高知工科大学と隣接している高知県立鏡野公園は1978年(昭和53年)に開園。四国では5ヶ所しかない「日本さくら名所100選」にも選ばれています。

ここを地元の人は鏡野公園とは言わず「種馬所(しゅばしょ)」と呼びます。その名前の由来をご案内したいと思います。

鏡野公園4

人馬一体という言葉があるぐらい、はるか昔から人と馬は仲良く生きてきました。20世紀に入った頃から軍馬、農耕馬、競走馬として、その傾向は強くなっていきます。

戦前の馬と香美市にまつわる出来事

大正元年

馬産地であった高知県に四国で唯一、主に軍馬改良を目的に馬政局直轄の国立高知種馬所が設置

当時、高知県の馬の生産頭数は他の四国3県を合わせた数よりも多かったそうです。

大正10年

馬籍法の公布
国有馬を除く県内全馬について馬籍が作成される

昭和2年

全国14ヶ所の地方競馬の売り上げランク
第1位 羽田競馬場(東京)、第2位 桟橋競馬(高知)に続き、第4位 がなんと山田競馬(現香美市土佐山田町宝町付近)

昭和6年

満州事変勃発により第2次馬政計画が樹立

昭和10年

今の鏡野公園の場所に高知種馬所を移設し、四国種馬所として開設
高品種の馬を創り出す研究施設となる

同時期、山田競馬場は移転し、その後は四国種馬所の馬場を利用した草競馬が開催された

昭和12年

日中戦争突入

昭和13年

馬の生産率増進専任技術員ならびに軍用候補馬鍛錬馴致施設が設置

昭和14年

種馬統制法・軍馬資源保護法の2大法案の発布

昭和15年

臨時馬の輸移出の制限令

昭和16年

種馬登録制度の発足、馬の最高販売価格の指定、馬事団体令の公布など相次いで戦時統制の強化が行われ、同年末遂に太平洋戦争に突入

第2次世界大戦の終戦とともに軍馬としての需要は失われ、産業用馬として一般農民のものとなり、同時に食糧増産に対する国家の緊急要請のもと牛と共に動力源の立役者として推移。しかしながら時代は移り、高度経済成長の下、道路の整備とモータリゼーションと共に馬力は消滅。やがて機械化農業の進展と共に農耕馬は無用の長物となっていきます。

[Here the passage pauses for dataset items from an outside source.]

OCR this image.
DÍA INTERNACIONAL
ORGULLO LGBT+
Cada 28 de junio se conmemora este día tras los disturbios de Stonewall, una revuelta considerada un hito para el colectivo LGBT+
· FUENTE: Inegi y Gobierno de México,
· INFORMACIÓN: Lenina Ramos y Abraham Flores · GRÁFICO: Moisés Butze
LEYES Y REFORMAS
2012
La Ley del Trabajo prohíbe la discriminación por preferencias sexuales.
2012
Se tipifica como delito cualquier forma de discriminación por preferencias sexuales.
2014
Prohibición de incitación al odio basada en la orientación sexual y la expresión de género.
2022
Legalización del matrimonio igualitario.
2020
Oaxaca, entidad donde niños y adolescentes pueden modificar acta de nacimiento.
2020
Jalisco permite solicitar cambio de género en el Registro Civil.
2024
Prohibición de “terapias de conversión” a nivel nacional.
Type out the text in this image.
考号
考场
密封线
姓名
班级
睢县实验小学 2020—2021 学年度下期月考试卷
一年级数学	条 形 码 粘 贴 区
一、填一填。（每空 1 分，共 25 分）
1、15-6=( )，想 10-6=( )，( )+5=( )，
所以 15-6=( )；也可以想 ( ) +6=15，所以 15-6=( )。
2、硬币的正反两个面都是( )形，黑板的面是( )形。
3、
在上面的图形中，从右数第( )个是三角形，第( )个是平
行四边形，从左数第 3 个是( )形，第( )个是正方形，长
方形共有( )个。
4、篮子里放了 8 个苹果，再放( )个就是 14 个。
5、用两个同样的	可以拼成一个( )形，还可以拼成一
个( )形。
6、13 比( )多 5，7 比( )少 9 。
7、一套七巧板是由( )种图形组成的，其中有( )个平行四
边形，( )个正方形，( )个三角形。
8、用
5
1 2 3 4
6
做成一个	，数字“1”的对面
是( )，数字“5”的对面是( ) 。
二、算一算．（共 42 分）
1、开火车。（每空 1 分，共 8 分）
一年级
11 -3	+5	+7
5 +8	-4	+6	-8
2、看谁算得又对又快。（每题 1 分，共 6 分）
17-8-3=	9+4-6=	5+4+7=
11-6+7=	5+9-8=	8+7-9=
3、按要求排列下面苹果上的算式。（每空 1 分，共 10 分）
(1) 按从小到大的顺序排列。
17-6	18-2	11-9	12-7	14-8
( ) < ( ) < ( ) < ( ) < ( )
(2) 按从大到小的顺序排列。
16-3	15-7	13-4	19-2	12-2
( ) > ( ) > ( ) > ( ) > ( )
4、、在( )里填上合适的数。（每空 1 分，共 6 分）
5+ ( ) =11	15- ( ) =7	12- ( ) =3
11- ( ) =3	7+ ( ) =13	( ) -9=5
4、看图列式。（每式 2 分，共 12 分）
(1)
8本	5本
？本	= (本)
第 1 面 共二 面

その時代の中で、四国種馬所は昭和21年に高知種畜牧場となり、馬以外にも牛や山羊などの育種、繁殖研究が行われ、昭和45年にその役目を終わっております。

鏡野公園2

高知の馬と言えば、ハルウララ。負けても負けても頑張るその姿は感動ものでした。

年頭の高知新聞には、土佐藩初代藩主山内一豊が始めたと言われる「お乗り初め」の特集もありました。(高知新聞土佐古地図ナビ第9話 新春の高知城下を馬駆ける

高知県民は昔から馬が好きだったんですね。

鏡野公園1

今年の開花予想は3月21日。

鏡野公園はソメイヨシノやヤエザクラなど多種の桜を楽しむことができ、全長約200mの桜のトンネルは人気スポットとなっています。

春のお出かけに、往年の馬の姿を想像しながら桜を愛でるひととき、いかがでしょうか。